Not everyone is of the same view. The heroin clinic experiment was
introduced by the Social Democrat government of Gerhardt Schroeder.
Now the conservative CDU, led by Angela Merkel, are in power. They
are altogether less enthusiastic about heroin on the state. I found
that out when I met the Hamburg state minister of health, Dietrich
Wersich. He disputes some of the findings of the German study and
questions the costs of heroin on prescription - thus far three times
greater than methadone.

"The results for the heroin group were only slightly better than
those of the methadone group," he says, "and they may have been due
to other factors than solely the prescription of heroin, like better
social services support and things like that."

Wersich is also dubious about what he describes as the state becoming
in effect a licensed narcotics dealer. "For us to give patients a
daily kick on heroin cannot be seen as a permanent solution. Instead
we have to work to get them drug-free and how can you say that's
being done if the government is giving them a kick on heroin every
day ... and besides, will the taxpayer be prepared to pay for this?"

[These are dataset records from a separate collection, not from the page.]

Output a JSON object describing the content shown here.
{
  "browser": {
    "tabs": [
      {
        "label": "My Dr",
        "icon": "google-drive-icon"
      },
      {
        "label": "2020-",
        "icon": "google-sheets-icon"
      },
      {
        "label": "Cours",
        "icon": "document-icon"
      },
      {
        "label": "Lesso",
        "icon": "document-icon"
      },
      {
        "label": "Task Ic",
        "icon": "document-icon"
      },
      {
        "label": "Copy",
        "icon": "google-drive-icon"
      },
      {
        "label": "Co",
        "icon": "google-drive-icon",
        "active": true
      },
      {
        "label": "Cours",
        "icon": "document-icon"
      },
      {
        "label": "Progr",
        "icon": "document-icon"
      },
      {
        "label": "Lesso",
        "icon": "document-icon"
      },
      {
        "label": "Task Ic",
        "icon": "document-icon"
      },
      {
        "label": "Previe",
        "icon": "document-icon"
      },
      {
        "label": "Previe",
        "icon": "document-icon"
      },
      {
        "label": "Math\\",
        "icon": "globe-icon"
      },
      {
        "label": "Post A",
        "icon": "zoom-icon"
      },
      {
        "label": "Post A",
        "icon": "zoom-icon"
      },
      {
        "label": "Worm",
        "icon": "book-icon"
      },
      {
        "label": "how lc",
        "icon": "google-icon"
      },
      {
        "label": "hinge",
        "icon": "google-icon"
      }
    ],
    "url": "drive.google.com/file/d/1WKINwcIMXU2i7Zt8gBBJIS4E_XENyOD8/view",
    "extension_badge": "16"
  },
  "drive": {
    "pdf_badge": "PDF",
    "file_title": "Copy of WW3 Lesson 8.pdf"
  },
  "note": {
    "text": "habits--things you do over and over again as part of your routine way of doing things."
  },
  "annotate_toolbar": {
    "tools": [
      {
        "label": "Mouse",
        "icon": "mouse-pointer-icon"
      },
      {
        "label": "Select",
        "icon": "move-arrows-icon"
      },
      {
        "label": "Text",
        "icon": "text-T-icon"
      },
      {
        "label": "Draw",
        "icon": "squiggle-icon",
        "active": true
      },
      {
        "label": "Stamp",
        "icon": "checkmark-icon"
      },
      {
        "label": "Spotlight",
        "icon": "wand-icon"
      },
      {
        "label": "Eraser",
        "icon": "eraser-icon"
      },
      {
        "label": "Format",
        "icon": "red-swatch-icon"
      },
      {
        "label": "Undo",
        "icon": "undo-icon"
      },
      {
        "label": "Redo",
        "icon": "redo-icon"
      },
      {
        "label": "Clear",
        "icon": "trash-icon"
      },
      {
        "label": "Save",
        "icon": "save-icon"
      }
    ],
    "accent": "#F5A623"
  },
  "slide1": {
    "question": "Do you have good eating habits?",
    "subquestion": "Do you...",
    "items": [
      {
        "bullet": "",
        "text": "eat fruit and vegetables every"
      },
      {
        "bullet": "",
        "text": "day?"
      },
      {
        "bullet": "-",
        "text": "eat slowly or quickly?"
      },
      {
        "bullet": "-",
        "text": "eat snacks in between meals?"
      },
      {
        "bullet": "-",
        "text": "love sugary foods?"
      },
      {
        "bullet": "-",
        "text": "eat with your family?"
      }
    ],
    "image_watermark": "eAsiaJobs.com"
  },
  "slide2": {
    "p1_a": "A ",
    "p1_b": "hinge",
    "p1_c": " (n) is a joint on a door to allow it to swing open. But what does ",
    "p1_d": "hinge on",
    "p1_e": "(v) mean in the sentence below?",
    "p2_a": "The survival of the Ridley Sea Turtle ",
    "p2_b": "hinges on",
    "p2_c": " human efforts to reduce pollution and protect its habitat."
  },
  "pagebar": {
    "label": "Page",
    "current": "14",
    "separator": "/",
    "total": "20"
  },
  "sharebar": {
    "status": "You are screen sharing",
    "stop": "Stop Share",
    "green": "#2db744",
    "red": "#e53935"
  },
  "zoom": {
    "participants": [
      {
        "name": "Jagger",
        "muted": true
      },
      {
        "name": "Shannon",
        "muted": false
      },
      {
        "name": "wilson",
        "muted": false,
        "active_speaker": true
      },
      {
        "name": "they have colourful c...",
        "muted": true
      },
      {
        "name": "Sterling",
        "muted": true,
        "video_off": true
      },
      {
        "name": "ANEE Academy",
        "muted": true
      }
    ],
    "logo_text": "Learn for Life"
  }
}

This weekend The Lancet medical journal published a research study of
the Swiss heroin clinics which have been running for 10 years. The
study suggests the Swiss model is responsible for reduced heroin use
in the long-term, and Swiss drug deaths have plummeted in the last
decade. The Lancet editorial points out that in the same time the UK
has had the highest drug deaths every year of any European country.

The last official figures for drug-related deaths in Scotland was 356
for 2004. That was almost 50% higher than a decade ago. So, is it now
time for Scotland to follow Germany and other European countries and
introduce heroin clinics to give our worst addicts drugs on prescription?